Avenir institutionnel de la Nouvelle-Calédonie : à Paris, les non-indépendantistes prêts à défendre la fédéralisation du Caillou

Les non-indépendantistes Pascal Vittori, Nicolas Metzdorf, Alcide Ponga, Virginie Ruffenach et Sonia Backès à la Maison de la Nouvelle-Calédonie, à Paris, le 29 janvier 2025.
Alors que des discussions cruciales doivent se tenir avec le gouvernement la semaine prochaine, les représentants du camp loyaliste ont organisé une réunion d'information à la Maison de la Nouvelle-Calédonie, à Paris. Ils enjoignent l'État à prendre ses responsabilités et à trancher si les deux camps ne parviennent pas à s'entendre.

"On n'a jamais été aussi unis que maintenant." Le député de Nouvelle-Calédonie Nicolas Metzdorf (qui siège avec les élus d'Ensemble pour la République) savoure le moment. À quelques jours de rencontres cruciales avec l'État sur l'avenir du Caillou, les non-indépendantistes ont organisé une réunion publique à la Maison de la Nouvelle-Calédonie à Paris. Objectifs : échanger avec les Calédoniens qui vivent loin de leur territoire et se montrer intransigeant dans leur défense de la cause loyaliste. "L'accord de Nouméa [de 1998] n'a pas fonctionné, estime l'élu loyaliste. L'idée, c'est de repartir sur l'esprit des accords de Matignon [de 1988] qui avait réparé la Nouvelle-Calédonie."

Cela, il aura l'occasion de le répéter à plusieurs reprises à ses interlocuteurs du gouvernement. Car la semaine prochaine, plusieurs sessions de discussions doivent débuter avec le ministre des Outre-mer Manuel Valls, qui rencontrera chaque camp – indépendantistes et non-indépendantistes –  séparément pour discuter de l'évolution institutionnelle du territoire avant une possible plénière regroupant l'ensemble des participants. Les représentants calédoniens devraient aussi être reçus par le Premier ministre François Bayrou, sauf si la situation politique nationale le force à revoir ses priorités (il pourrait affronter une nouvelle motion de censure après le vote du budget pour 2025).
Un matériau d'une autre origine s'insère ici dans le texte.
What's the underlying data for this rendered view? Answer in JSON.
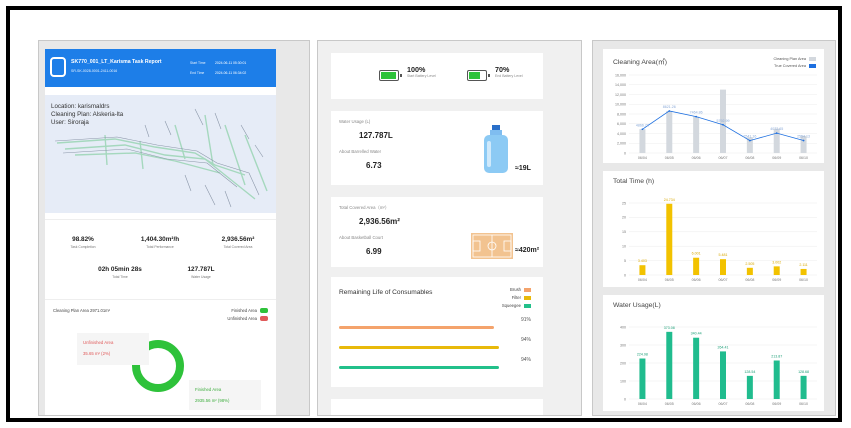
{
  "panel_report": {
    "title": "SK770_001_LT_Karisma Task Report",
    "subtitle": "SR-SK-0028-0001-2411-0016",
    "start_label": "Start Time",
    "start_value": "2024-06-11 05:30:01",
    "end_label": "End Time",
    "end_value": "2024-06-11 06:34:02",
    "location": "Location: karismaldrs",
    "plan": "Cleaning Plan: Alskeria-lta",
    "user": "User: Siroraja",
    "stats": [
      {
        "value": "98.82%",
        "label": "Task Completion"
      },
      {
        "value": "1,404.30m²/h",
        "label": "Total Performance"
      },
      {
        "value": "2,936.56m²",
        "label": "Total Covered Area"
      },
      {
        "value": "02h 05min 28s",
        "label": "Total Time"
      },
      {
        "value": "127.787L",
        "label": "Water Usage"
      }
    ],
    "plan_area": "Cleaning Plan Area 2971.01m²",
    "legend_finished": "Finished Area",
    "legend_unfinished": "Unfinished Area",
    "unfinished_title": "Unfinished Area",
    "unfinished_value": "35.65 m² (2%)",
    "finished_title": "Finished Area",
    "finished_value": "2935.56 m² (98%)",
    "colors": {
      "header": "#1d7ee8",
      "finished": "#2ec23a",
      "unfinished": "#e05a5a"
    }
  },
  "panel_usage": {
    "battery_start": {
      "pct": "100%",
      "label": "Start Battery Level",
      "level": 1.0
    },
    "battery_end": {
      "pct": "70%",
      "label": "End Battery Level",
      "level": 0.7
    },
    "water_label": "Water Usage (L)",
    "water_value": "127.787L",
    "barrel_label": "About Barrelled Water",
    "barrel_value": "6.73",
    "barrel_eq": "≈19L",
    "covered_label": "Total Covered Area（m²）",
    "covered_value": "2,936.56m²",
    "court_label": "About Basketball Court",
    "court_value": "6.99",
    "court_eq": "≈420m²",
    "consumables_title": "Remaining Life of Consumables",
    "consumables": [
      {
        "name": "Brush",
        "pct": "91%",
        "value": 0.91,
        "color": "#f4a36c"
      },
      {
        "name": "Filter",
        "pct": "94%",
        "value": 0.94,
        "color": "#e8b90a"
      },
      {
        "name": "Squeegee",
        "pct": "94%",
        "value": 0.94,
        "color": "#22c08a"
      }
    ]
  },
  "panel_charts": {
    "area_title": "Cleaning Area(㎡)",
    "area_legend_plan": "Cleaning Plan Area",
    "area_legend_covered": "True Covered Area",
    "time_title": "Total Time (h)",
    "water_title": "Water Usage(L)"
  },
  "chart_data": [
    {
      "type": "bar",
      "title": "Cleaning Area(㎡)",
      "categories": [
        "06/04",
        "06/05",
        "06/06",
        "06/07",
        "06/08",
        "06/09",
        "06/10"
      ],
      "ylim": [
        0,
        16000
      ],
      "yticks": [
        0,
        2000,
        4000,
        6000,
        8000,
        10000,
        12000,
        14000,
        16000
      ],
      "series": [
        {
          "name": "Cleaning Plan Area",
          "kind": "bar",
          "color": "#d3d8de",
          "values": [
            4900,
            8621.26,
            7464.86,
            13000,
            3200,
            5000,
            3500
          ]
        },
        {
          "name": "True Covered Area",
          "kind": "line",
          "color": "#1d6fe0",
          "values": [
            4866.78,
            8621.26,
            7464.86,
            5792.99,
            2541.16,
            4072.65,
            2554.13
          ]
        }
      ],
      "data_labels": [
        "4866.78",
        "8621.26",
        "7464.86",
        "5792.99",
        "2541.16",
        "4072.65",
        "2554.13"
      ]
    },
    {
      "type": "bar",
      "title": "Total Time (h)",
      "categories": [
        "06/04",
        "06/05",
        "06/06",
        "06/07",
        "06/08",
        "06/09",
        "06/10"
      ],
      "ylim": [
        0,
        25
      ],
      "yticks": [
        0,
        5,
        10,
        15,
        20,
        25
      ],
      "series": [
        {
          "name": "",
          "color": "#f2c200",
          "values": [
            3.4,
            24.73,
            6.0,
            5.5,
            2.5,
            3.0,
            2.1
          ]
        }
      ],
      "data_labels": [
        "3.403",
        "24.734",
        "6.001",
        "5.481",
        "2.505",
        "3.002",
        "2.111"
      ]
    },
    {
      "type": "bar",
      "title": "Water Usage(L)",
      "categories": [
        "06/04",
        "06/05",
        "06/06",
        "06/07",
        "06/08",
        "06/09",
        "06/10"
      ],
      "ylim": [
        0,
        400
      ],
      "yticks": [
        0,
        100,
        200,
        300,
        400
      ],
      "series": [
        {
          "name": "",
          "color": "#20bc8e",
          "values": [
            224.98,
            373.08,
            340.44,
            264.41,
            128.54,
            213.87,
            128.68
          ]
        }
      ],
      "data_labels": [
        "224.98",
        "373.08",
        "340.44",
        "264.41",
        "128.54",
        "213.87",
        "128.68"
      ]
    }
  ]
}
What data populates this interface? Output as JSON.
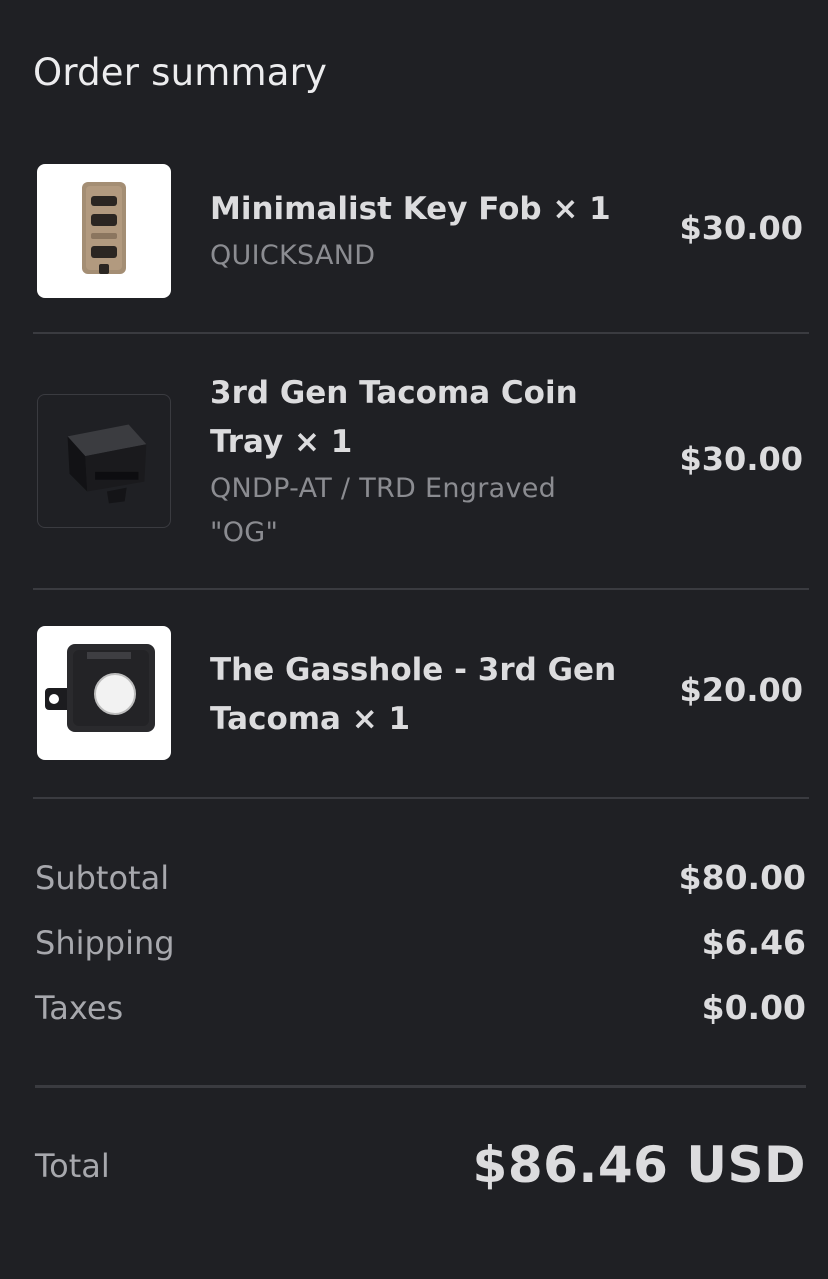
{
  "header": {
    "title": "Order summary"
  },
  "items": [
    {
      "name": "Minimalist Key Fob × 1",
      "variant": "QUICKSAND",
      "price": "$30.00",
      "image": "key-fob-product-image"
    },
    {
      "name": "3rd Gen Tacoma Coin Tray × 1",
      "variant": "QNDP-AT / TRD Engraved \"OG\"",
      "price": "$30.00",
      "image": "coin-tray-product-image"
    },
    {
      "name": "The Gasshole - 3rd Gen Tacoma × 1",
      "variant": "",
      "price": "$20.00",
      "image": "gas-door-product-image"
    }
  ],
  "summary": {
    "subtotal_label": "Subtotal",
    "subtotal_value": "$80.00",
    "shipping_label": "Shipping",
    "shipping_value": "$6.46",
    "taxes_label": "Taxes",
    "taxes_value": "$0.00"
  },
  "total": {
    "label": "Total",
    "value": "$86.46 USD"
  },
  "colors": {
    "background": "#1f2024",
    "divider": "#3a3b40",
    "primary_text": "#dcdcde",
    "secondary_text": "#8b8c91"
  }
}
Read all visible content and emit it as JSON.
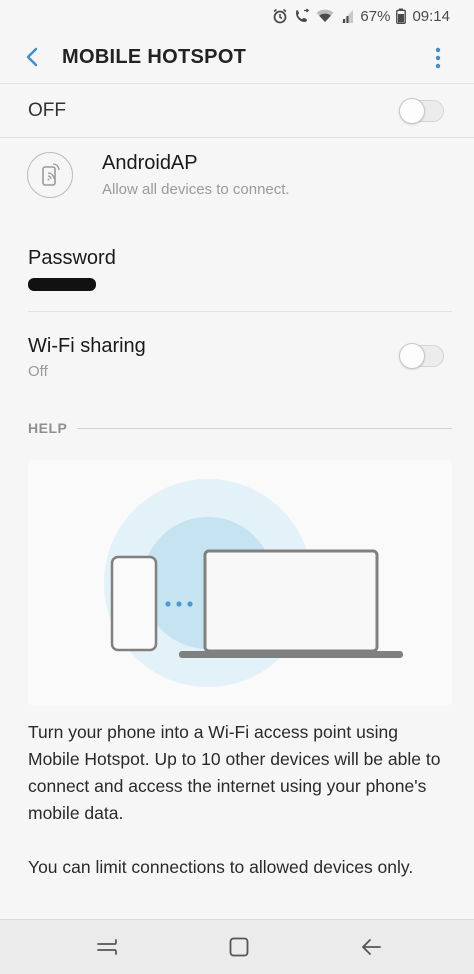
{
  "status_bar": {
    "battery_percent": "67%",
    "time": "09:14",
    "icons": [
      "alarm-icon",
      "call-forwarding-icon",
      "wifi-icon",
      "signal-icon",
      "battery-icon"
    ]
  },
  "app_bar": {
    "title": "MOBILE HOTSPOT",
    "back_icon": "back-arrow-icon",
    "more_icon": "more-options-icon"
  },
  "master_switch": {
    "label": "OFF",
    "enabled": false
  },
  "network": {
    "name": "AndroidAP",
    "description": "Allow all devices to connect.",
    "icon": "device-share-icon"
  },
  "password": {
    "label": "Password"
  },
  "wifi_sharing": {
    "label": "Wi-Fi sharing",
    "status": "Off",
    "enabled": false
  },
  "help": {
    "title": "HELP",
    "paragraph1": "Turn your phone into a Wi-Fi access point using Mobile Hotspot. Up to 10 other devices will be able to connect and access the internet using your phone's mobile data.",
    "paragraph2": "You can limit connections to allowed devices only."
  },
  "nav_bar": {
    "icons": [
      "recents-icon",
      "home-icon",
      "back-icon"
    ]
  },
  "colors": {
    "accent": "#3d8fc4",
    "background": "#f6f6f6",
    "halo_outer": "#e3f1f9",
    "halo_inner": "#c6e3f2"
  }
}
Une crise politique et économique inédite

Déjà, l'avancée réelle du dossier calédonien s'annonce compliquée. Le locataire de Matignon souhaitait convier l'ensemble des acteurs politiques de Nouvelle-Calédonie autour d'une même table dans l'optique de rencontres trilatérales afin de faire avancer une bonne fois pour toute le dossier. Or, les indépendantistes du Front de libération nationale kanak et socialiste (FLNKS) ont acté ce week-end lors de leur congrès qu'ils ne discuteront qu'avec l'État. Ce qui n'est pas pour déplaire aux loyalistes, très peu enclin à négocier avec l'Union calédonienne (une des composantes du FLNKS) qu'ils considèrent comme étant la branche radicalisée du mouvement indépendantiste.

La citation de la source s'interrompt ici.